無資格者完成検査問題で(これまで信頼性が高かっただけになおさら)不信感を払拭すべく、再発防止や体制の見直しが急務となるスバル。
これまで首尾一貫して「安心・安全」と「走りの愉しさ」を謳ってきたスバルだけに、ファンの失望は大きい。
もちろん信頼回復のための体制作りをしっかりしてほしい。そしてそんな今だからこそ、これまでよりいっそう魅力的で信頼性の高い商品を出してほしいとも思う。
信頼回復のカギは、いつだって「商品」、どれだけいいクルマを作れるかあるはずだ。そう願いつつ、本企画ではこれまで公表されてきた情報や関係者への取材を元に、「スバルの今後の新車戦略」を紐解いていきたい。
文:ベストカー編集部
2017年11月10日号「スバルの光と闇」特集より
■モーターショーで見えた「次期WRX」の姿
第45回東京モーターショー(2017年10月28日〜11月5日)でスバルは「ヴィジヴパフォーマンスコンセプト」を世界初披露した。

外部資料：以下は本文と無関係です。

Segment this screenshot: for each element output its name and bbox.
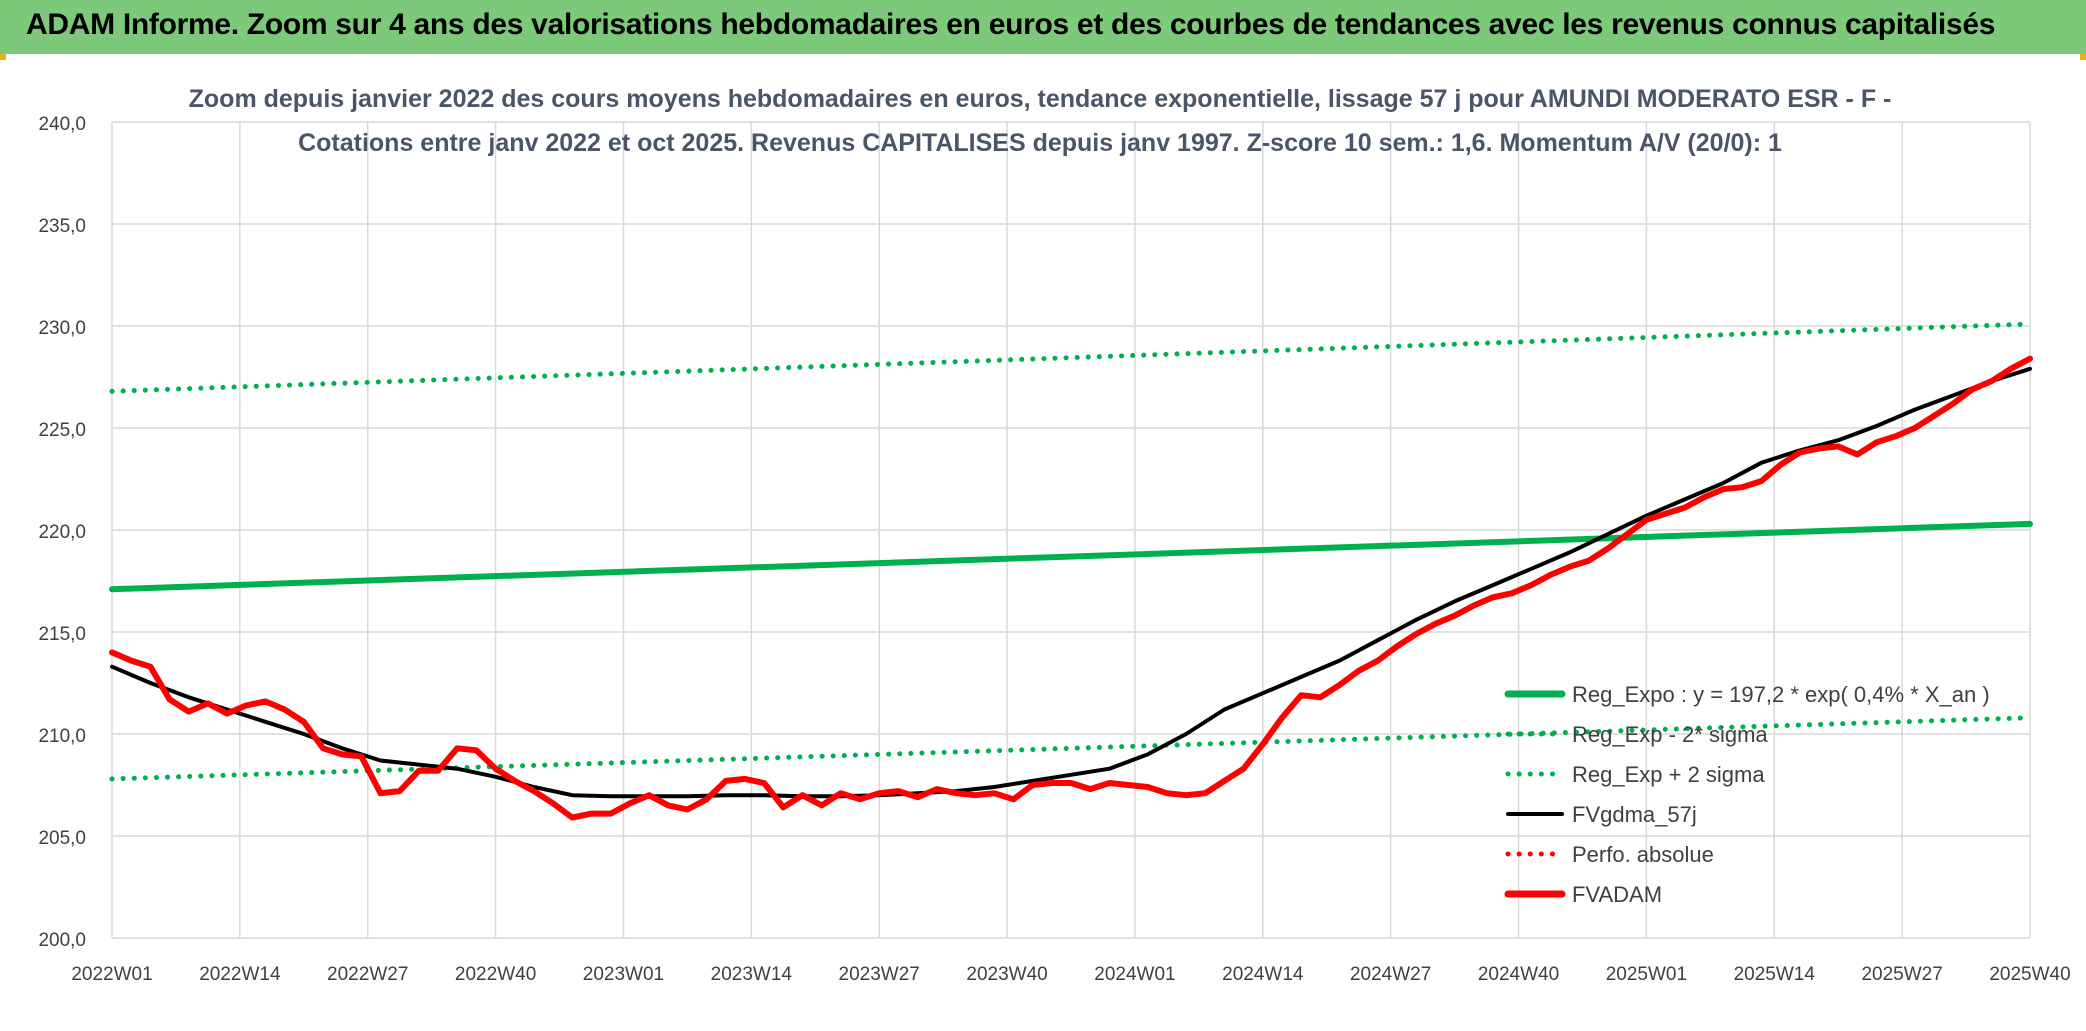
x-tick-label: 2022W40 [455,964,536,985]
y-tick-label: 235,0 [38,216,86,237]
axes: 200,0 205,0 210,0 215,0 220,0 225,0 230,0 235,0… [38,114,2070,985]
series-line-2 [109,321,2033,394]
x-tick-label: 2022W14 [199,964,281,985]
x-tick-label: 2025W01 [1606,964,1687,985]
x-tick-label: 2022W01 [71,964,152,985]
x-tick-label: 2023W14 [711,964,793,985]
series-line-3 [110,366,2032,799]
y-tick-label: 200,0 [38,930,86,951]
chart-title-line-2: Cotations entre janv 2022 et oct 2025. R… [298,129,1782,157]
series-line-0 [109,520,2033,593]
chart-title-line-1: Zoom depuis janvier 2022 des cours moyen… [189,85,1892,113]
x-tick-label: 2025W40 [1989,964,2070,985]
x-tick-label: 2025W27 [1861,964,1942,985]
report-title: ADAM Informe. Zoom sur 4 ans des valoris… [26,8,1996,41]
series-line-5 [109,355,2033,821]
x-tick-label: 2024W14 [1222,964,1304,985]
legend-label: Reg_Expo : y = 197,2 * exp( 0,4% * X_an … [1572,682,1990,707]
x-tick-label: 2024W01 [1094,964,1175,985]
series-layer [109,321,2033,821]
y-tick-label: 240,0 [38,114,86,135]
x-tick-label: 2023W40 [966,964,1047,985]
legend: Reg_Expo : y = 197,2 * exp( 0,4% * X_an … [1504,682,1990,907]
x-tick-label: 2024W27 [1350,964,1431,985]
report-banner: ADAM Informe. Zoom sur 4 ans des valoris… [0,0,2086,54]
x-tick-label: 2024W40 [1478,964,1559,985]
x-tick-label: 2023W27 [839,964,920,985]
x-tick-label: 2023W01 [583,964,664,985]
y-tick-label: 225,0 [38,420,86,441]
legend-label: FVgdma_57j [1572,802,1697,827]
legend-label: Reg_Exp - 2* sigma [1572,722,1768,747]
legend-label: FVADAM [1572,882,1662,907]
y-tick-label: 210,0 [38,726,86,747]
x-tick-label: 2025W14 [1734,964,1816,985]
legend-label: Reg_Exp + 2 sigma [1572,762,1765,787]
y-tick-label: 205,0 [38,828,86,849]
grid [111,121,2031,939]
x-tick-label: 2022W27 [327,964,408,985]
y-tick-label: 215,0 [38,624,86,645]
y-tick-label: 220,0 [38,522,86,543]
y-tick-label: 230,0 [38,318,86,339]
corner-mark-left [0,54,6,60]
corner-mark-right [2080,54,2086,60]
legend-label: Perfo. absolue [1572,842,1714,867]
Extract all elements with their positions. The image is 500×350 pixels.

事前に配布された発表資料によれば「スバルのクルマづくりの将来ビジョンを具現化したスポーツセダンタイプのコンセプトモデル」とスバル自身が説明しているように、これが次期型WRX STIの姿であることは明らかだ。
ボンネット上に設けられた歴代WRX STIに脈々と受け継がれている象徴的なアイコンのエアスケープ、そして現在のスバル車共通のアイデンティティである“DYNAMIC×SOLID”がデザインに盛り込まれている。
また、開口部が現行型よりもかなり拡大されたフロントバンパーもインパクト抜群。
次期型WRX STIはかなりアグレッシブなエクステリアを身に纏って、商品計画(後述)どおり2019年に登場することになるだろう。
■「ヴィジヴ」から始まるSUBARUスポーツ戦略
そしてこのヴィジヴパフォーマンスコンセプトが今後のスバルのスポーツモデル戦略の第一歩となる。

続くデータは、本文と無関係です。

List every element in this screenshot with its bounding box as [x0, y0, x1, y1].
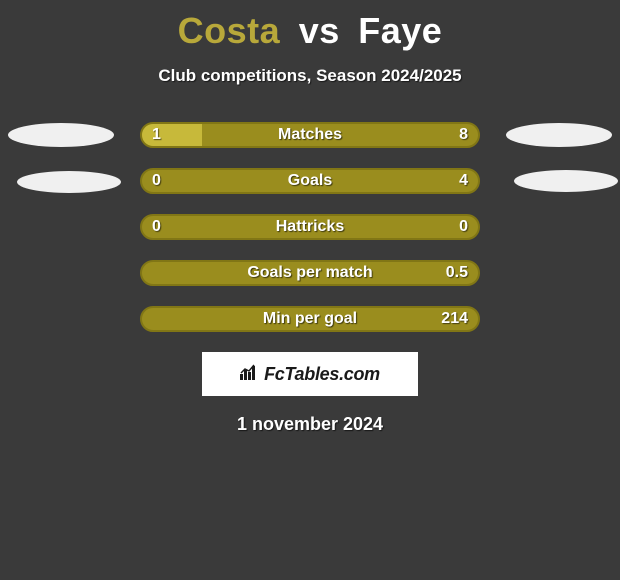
stat-label: Goals per match: [142, 262, 478, 284]
subtitle: Club competitions, Season 2024/2025: [0, 66, 620, 86]
player1-badge-icon: [17, 171, 121, 193]
date-label: 1 november 2024: [0, 414, 620, 435]
brand-box: FcTables.com: [202, 352, 418, 396]
stat-bar: 214Min per goal: [140, 306, 480, 332]
player1-name: Costa: [178, 10, 281, 51]
stat-bar: 0.5Goals per match: [140, 260, 480, 286]
player1-badge-icon: [8, 123, 114, 147]
stat-label: Min per goal: [142, 308, 478, 330]
player2-name: Faye: [358, 10, 442, 51]
stat-row: 18Matches: [0, 122, 620, 150]
player2-badge-icon: [514, 170, 618, 192]
stat-bar: 04Goals: [140, 168, 480, 194]
comparison-title: Costa vs Faye: [0, 0, 620, 52]
brand-text: FcTables.com: [264, 364, 380, 385]
stat-row: 0.5Goals per match: [0, 260, 620, 288]
stat-row: 04Goals: [0, 168, 620, 196]
stat-label: Hattricks: [142, 216, 478, 238]
stat-bar: 00Hattricks: [140, 214, 480, 240]
stat-row: 214Min per goal: [0, 306, 620, 334]
stats-container: 18Matches 04Goals 00Hattricks 0.5Goals per …: [0, 122, 620, 334]
vs-separator: vs: [299, 10, 340, 51]
stat-label: Matches: [142, 124, 478, 146]
player2-badge-icon: [506, 123, 612, 147]
stat-row: 00Hattricks: [0, 214, 620, 242]
stat-label: Goals: [142, 170, 478, 192]
brand-logo-icon: [240, 364, 260, 385]
stat-bar: 18Matches: [140, 122, 480, 148]
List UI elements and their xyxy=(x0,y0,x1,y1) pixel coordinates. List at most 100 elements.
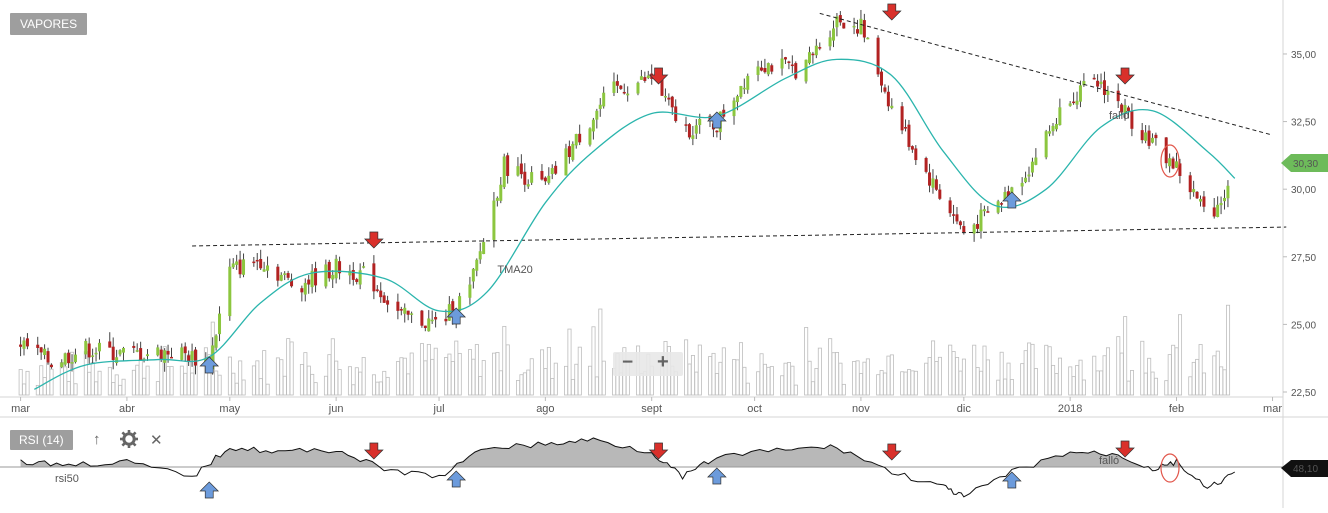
candle-up xyxy=(211,345,215,370)
volume-bar xyxy=(231,372,236,396)
volume-bar xyxy=(735,359,740,396)
candle-up xyxy=(94,352,98,355)
volume-bar xyxy=(495,352,500,396)
candle-up xyxy=(242,259,246,275)
volume-bar xyxy=(708,356,713,396)
zoom-in-button[interactable]: + xyxy=(657,351,669,373)
rsi50-label: rsi50 xyxy=(55,473,79,485)
candle-down xyxy=(338,261,342,274)
volume-bar xyxy=(687,363,692,396)
candle-up xyxy=(63,353,67,365)
candle-up xyxy=(766,63,770,75)
rsi-sell-arrow xyxy=(364,442,384,460)
candle-up xyxy=(499,184,503,201)
volume-bar xyxy=(598,308,603,396)
candle-up xyxy=(646,75,650,79)
volume-bar xyxy=(540,349,545,396)
candle-down xyxy=(948,200,952,214)
volume-bar xyxy=(289,341,294,396)
volume-bar xyxy=(286,338,291,396)
volume-bar xyxy=(588,365,593,396)
rsi-fallo-circle xyxy=(1160,453,1180,483)
rsi-label[interactable]: RSI (14) xyxy=(10,430,73,450)
candle-up xyxy=(1024,177,1028,183)
volume-bars xyxy=(18,304,1231,396)
candle-up xyxy=(97,342,101,352)
move-up-icon[interactable]: ↑ xyxy=(93,431,101,448)
candle-up xyxy=(482,242,486,255)
candle-down xyxy=(670,96,674,108)
candle-down xyxy=(396,301,400,311)
volume-bar xyxy=(433,347,438,396)
x-tick-label: oct xyxy=(747,403,762,415)
candle-down xyxy=(862,20,866,38)
candle-down xyxy=(708,115,712,121)
volume-bar xyxy=(1009,379,1014,396)
volume-bar xyxy=(972,344,977,396)
candle-up xyxy=(228,266,232,317)
x-tick-label: mar xyxy=(1263,403,1282,415)
candle-up xyxy=(972,224,976,234)
symbol-label: VAPORES xyxy=(10,13,88,35)
volume-bar xyxy=(1102,355,1107,396)
candle-up xyxy=(1106,90,1110,95)
volume-bar xyxy=(1099,370,1104,396)
volume-bar xyxy=(817,347,822,396)
volume-bar xyxy=(711,352,716,396)
volume-bar xyxy=(1167,354,1172,396)
candle-up xyxy=(1123,105,1127,114)
candle-down xyxy=(1171,158,1175,169)
volume-bar xyxy=(948,344,953,396)
volume-bar xyxy=(1147,357,1152,396)
volume-bar xyxy=(337,369,342,396)
candle-down xyxy=(952,214,956,216)
candle-down xyxy=(1164,137,1168,164)
volume-bar xyxy=(1020,363,1025,396)
volume-bar xyxy=(742,366,747,396)
close-icon[interactable]: ✕ xyxy=(150,432,163,449)
candle-up xyxy=(1082,81,1086,86)
volume-bar xyxy=(234,382,239,396)
candle-up xyxy=(1192,189,1196,193)
volume-bar xyxy=(306,365,311,396)
volume-bar xyxy=(690,355,695,396)
candle-down xyxy=(900,106,904,131)
volume-bar xyxy=(543,368,548,396)
volume-bar xyxy=(454,340,459,396)
volume-bar xyxy=(155,381,160,396)
volume-bar xyxy=(934,361,939,396)
candle-up xyxy=(526,184,530,187)
volume-bar xyxy=(310,373,315,396)
candle-down xyxy=(290,279,294,287)
volume-bar xyxy=(145,365,150,396)
candle-down xyxy=(252,261,256,264)
y-tick-label: 32,50 xyxy=(1291,118,1316,129)
volume-bar xyxy=(780,375,785,396)
x-tick-label: feb xyxy=(1169,403,1184,415)
zoom-out-button[interactable]: − xyxy=(622,352,634,373)
volume-bar xyxy=(889,354,894,396)
candle-down xyxy=(794,63,798,79)
volume-bar xyxy=(570,379,575,396)
candle-up xyxy=(1219,202,1223,206)
fallo-circle xyxy=(1160,144,1180,178)
candle-up xyxy=(118,350,122,355)
candle-up xyxy=(804,59,808,82)
volume-bar xyxy=(684,339,689,396)
candle-down xyxy=(382,295,386,303)
candle-up xyxy=(502,156,506,188)
volume-bar xyxy=(1051,364,1056,396)
volume-bar xyxy=(299,364,304,396)
volume-bar xyxy=(1140,340,1145,396)
settings-icon[interactable] xyxy=(119,429,139,452)
volume-bar xyxy=(265,383,270,396)
volume-bar xyxy=(505,344,510,396)
volume-bar xyxy=(852,361,857,396)
candle-up xyxy=(1075,100,1079,105)
candle-up xyxy=(1078,85,1082,102)
candle-down xyxy=(108,341,112,348)
candle-up xyxy=(43,348,47,356)
candle-down xyxy=(770,65,774,72)
volume-bar xyxy=(279,359,284,396)
volume-bar xyxy=(790,365,795,396)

ご記憶の読者も多いだろうが、現行型WRX STI&S4のコンセプトとなったのが、2013年のニューヨークショーに出展された「WRXコンセプト」だった。
ワイド&ローを強調したスポーティなデザインのクーペライクな小さいキャビンで、実際に市販された量産モデルとは一線を画す格好よさが評判になった。
このWRXコンセプトが現在のWRX STI&S4だけでなく、事実上の姉妹車で共同開発となったワゴンモデル、レヴォーグの方向性をも指し示していた。

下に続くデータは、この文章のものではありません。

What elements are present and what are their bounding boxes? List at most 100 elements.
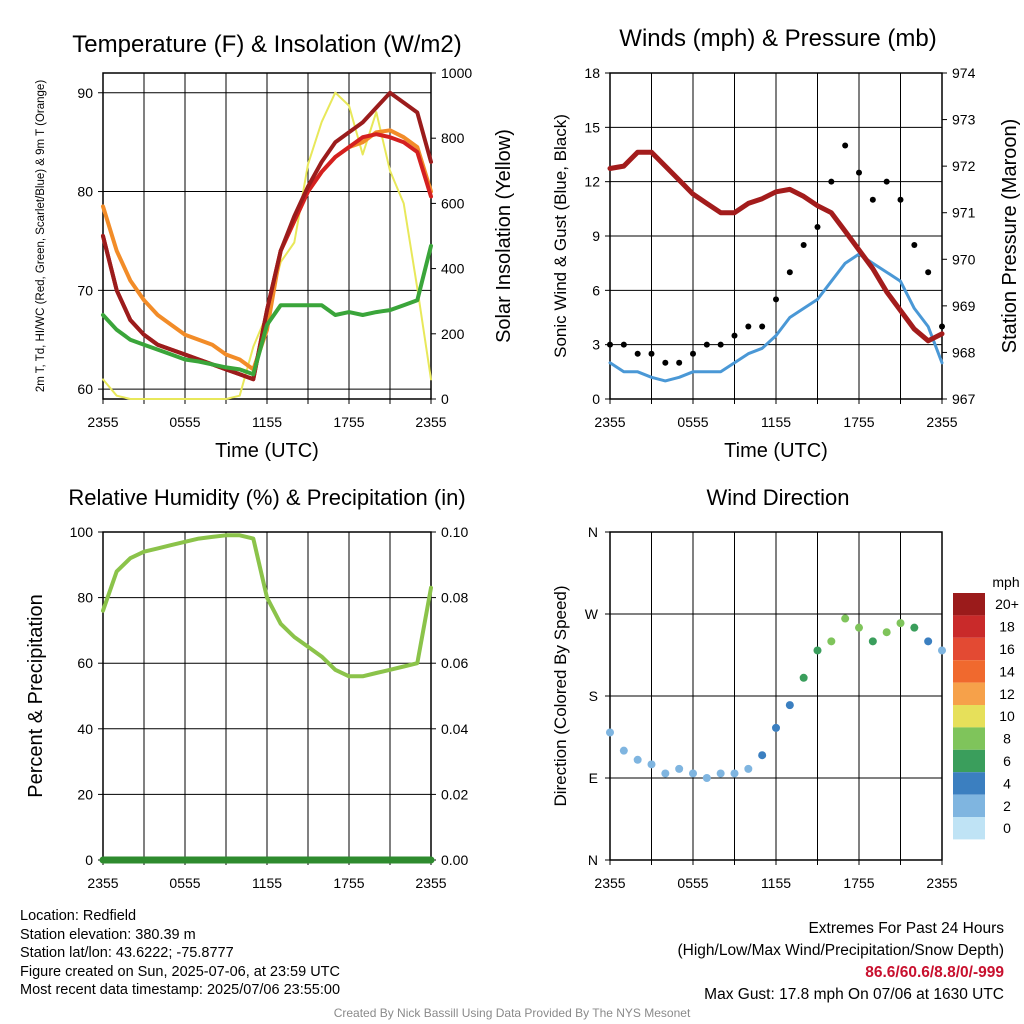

実際、現行型WRX STI&S4とレヴォーグのフロントマスクはバンパー造形に多少の違いはあるものの、ボンネットとヘッドライトなどは差がなかった。
ということは今回のヴィジヴパフォーマンスコンセプトのデザインテイストが次期型WRX STI&S4のみならず、次期型レヴォーグにも生かされるのは想像に難くない。
■2019年、スバルはパワーユニット大変革の分岐点を迎える
次期型WRX STI&S4、レヴォーグといえばすでにインプレッサ、XVで採用された新世代のスバルグローバルプラットフォーム(SGP)を採用することになるのだが、それ以上に気になるのがパワートレーン。
なぜなら2019年はスバルパワートレーンの大転換期となるからだ。現行型WRX STIが伝統のEJ20ターボ、WRX S4&レヴォーグは直噴DITのFA20ターボ(レヴォーグはFA16ターボもあり)を搭載しているが、次期型レヴォーグから新型エンジンが搭載される。
というのも2014年に発表されたスバルの中期経営計画「際立とう2020」の商品戦略を見ると、2019年から新設計となるダウンサイジングターボの投入が明記されている、という事実がある。
一部報道では、2021年にはスバル車のターボ比率は現在の1割から8割に引き上げられることが伝えられており、その尖兵となるのが2019年登場予定の次期型レヴォーグのようなのだ。
現在、2Lと1.6Lという2種類の直噴ターボを設定しているレヴォーグだが、次期型ではデビュー当初、新開発の1.8Lターボのみとなる可能性が高い。
この1.8Lターボエンジンが現在のFA20ターボから置き換わっていくことになり、現在の販売メインモデルとなっているFA16ターボの後継エンジンは1年後の2020年に追加される新型1.5Lターボが引き継ぐのだという。